Missense changes R145W and T150 M were found to be conserved across 15 species while Q147R differs in puffer fish (Tetraodon nigroviridus). Protein modeling with PROVEAN and PolyPhen-2 predicted that R145W and T150M may each be deleterious/possibly damaging, while Q147R is predicted to be benign/neutral. ProtScale showed altered hydrophobicity for CRYBB2 containing all three missense changes. Cloned cDNA expression constructs were created containing wild type sequence and each of the three individual changes. We expressed wild type and triple mutant CRYBB2 cDNA in HLE cells. Western blot analysis showed that the wild type CRYBB2 protein is present only in the soluble fraction of the cell extract while the mutant protein is detected only in the pellet.

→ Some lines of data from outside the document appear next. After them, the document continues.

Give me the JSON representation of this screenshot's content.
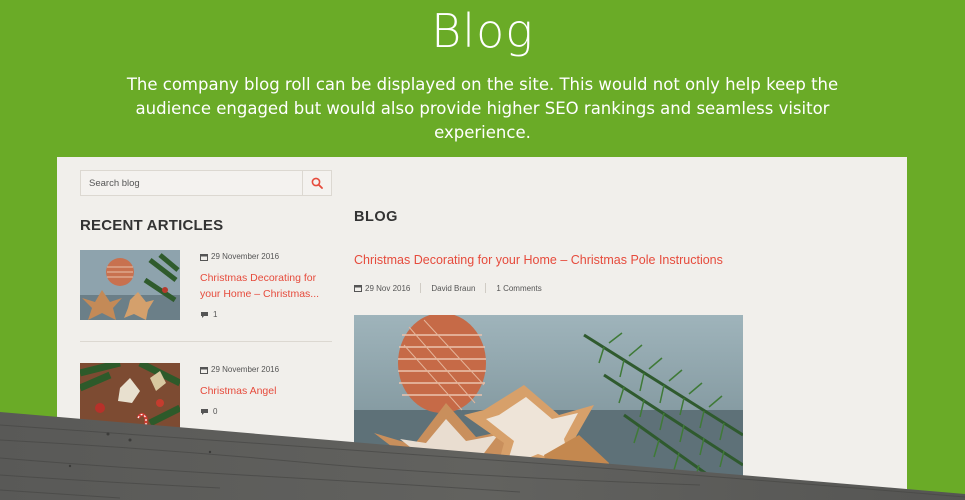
{
  "hero": {
    "title": "Blog",
    "description": "The company blog roll can be displayed on the site. This would not only help keep the audience engaged but would also provide higher SEO rankings and seamless visitor experience."
  },
  "sidebar": {
    "search_placeholder": "Search blog",
    "recent_title": "RECENT ARTICLES",
    "articles": [
      {
        "date": "29 November 2016",
        "title": "Christmas Decorating for your Home – Christmas...",
        "comments": "1"
      },
      {
        "date": "29 November 2016",
        "title": "Christmas Angel",
        "comments": "0"
      }
    ]
  },
  "main": {
    "heading": "BLOG",
    "post": {
      "title": "Christmas Decorating for your Home – Christmas Pole Instructions",
      "date": "29 Nov 2016",
      "author": "David Braun",
      "comments": "1 Comments"
    }
  },
  "colors": {
    "brand_green": "#6aab27",
    "accent_red": "#e64b3c",
    "panel_bg": "#f1efeb",
    "wood_gray": "#5b5b59"
  }
}
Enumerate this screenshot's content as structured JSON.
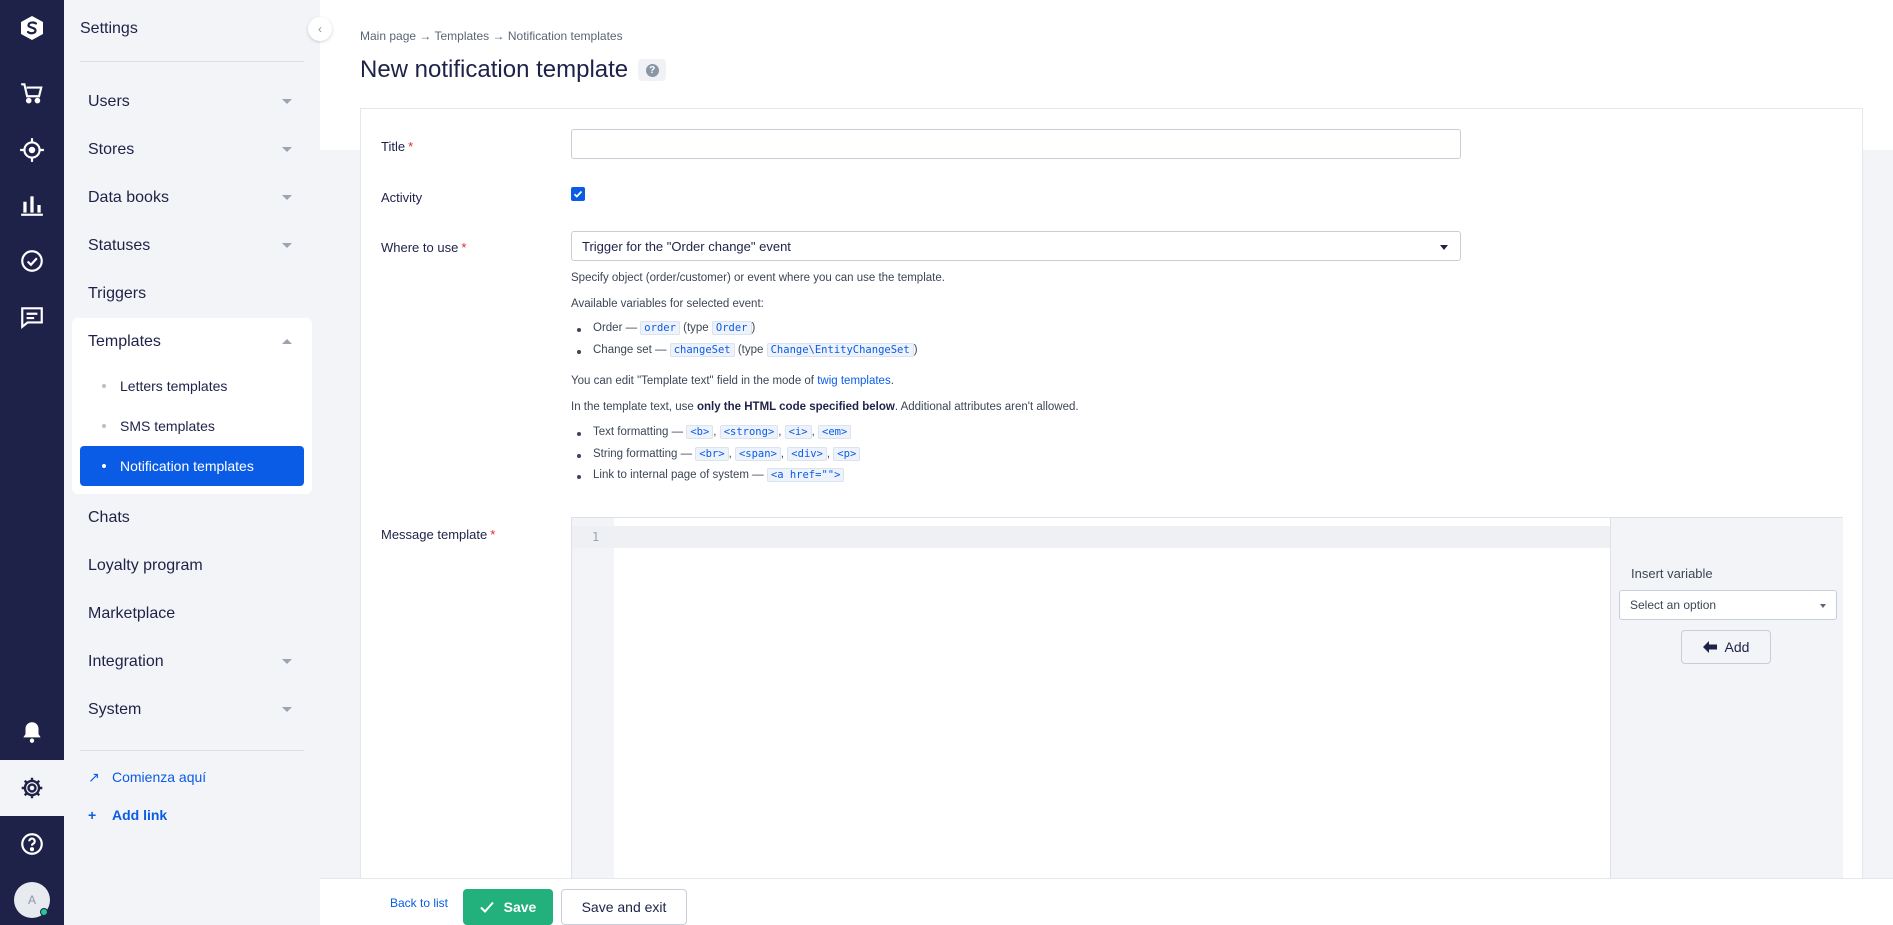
{
  "rail": {
    "icons": [
      "logo-icon",
      "cart-icon",
      "target-icon",
      "bar-chart-icon",
      "check-circle-icon",
      "chat-icon",
      "bell-icon",
      "gear-icon",
      "help-icon"
    ],
    "avatar_initial": "A"
  },
  "sidebar": {
    "heading": "Settings",
    "items": [
      {
        "label": "Users"
      },
      {
        "label": "Stores"
      },
      {
        "label": "Data books"
      },
      {
        "label": "Statuses"
      },
      {
        "label": "Triggers"
      },
      {
        "label": "Templates"
      },
      {
        "label": "Chats"
      },
      {
        "label": "Loyalty program"
      },
      {
        "label": "Marketplace"
      },
      {
        "label": "Integration"
      },
      {
        "label": "System"
      }
    ],
    "subitems": [
      {
        "label": "Letters templates"
      },
      {
        "label": "SMS templates"
      },
      {
        "label": "Notification templates"
      }
    ],
    "links": [
      {
        "label": "Comienza aquí"
      },
      {
        "label": "Add link"
      }
    ]
  },
  "breadcrumb": "Main page → Templates → Notification templates",
  "page_title": "New notification template",
  "help_glyph": "?",
  "form": {
    "title_label": "Title",
    "activity_label": "Activity",
    "where_label": "Where to use",
    "where_value": "Trigger for the \"Order change\" event",
    "hint1": "Specify object (order/customer) or event where you can use the template.",
    "hint2": "Available variables for selected event:",
    "vars": {
      "order_text": "Order —",
      "order_code": "order",
      "type_word": "(type",
      "order_type": "Order",
      "close_paren": ")",
      "change_text": "Change set —",
      "change_code": "changeSet",
      "change_type": "Change\\EntityChangeSet"
    },
    "twig_text": "You can edit \"Template text\" field in the mode of",
    "twig_link": "twig templates",
    "twig_dot": ".",
    "html_pre": "In the template text, use",
    "html_bold": "only the HTML code specified below",
    "html_post": ". Additional attributes aren't allowed.",
    "fmt": {
      "text_label": "Text formatting —",
      "text_codes": [
        "<b>",
        "<strong>",
        "<i>",
        "<em>"
      ],
      "string_label": "String formatting —",
      "string_codes": [
        "<br>",
        "<span>",
        "<div>",
        "<p>"
      ],
      "link_label": "Link to internal page of system —",
      "link_code": "<a href=\"\">"
    },
    "message_label": "Message template",
    "line_number": "1",
    "insert_variable_label": "Insert variable",
    "insert_variable_placeholder": "Select an option",
    "add_button": "Add"
  },
  "footer": {
    "back_link": "Back to list",
    "save": "Save",
    "save_exit": "Save and exit"
  }
}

Informatic analysis suggests that two of the three CRYBB2 missense mutations that we have identified in a congenital cataract family are hitting residues that are conserved across species and predicted to be potentially deleterious. Initial studies using HLE cells indicate that although wild type CRYBB2 is soluble in the cytosol, the mutant protein carrying all three changes is aggregated and/or membrane-bound, leaving it in the cell pellet. Additional analysis of the effects of individual mutations will be presented.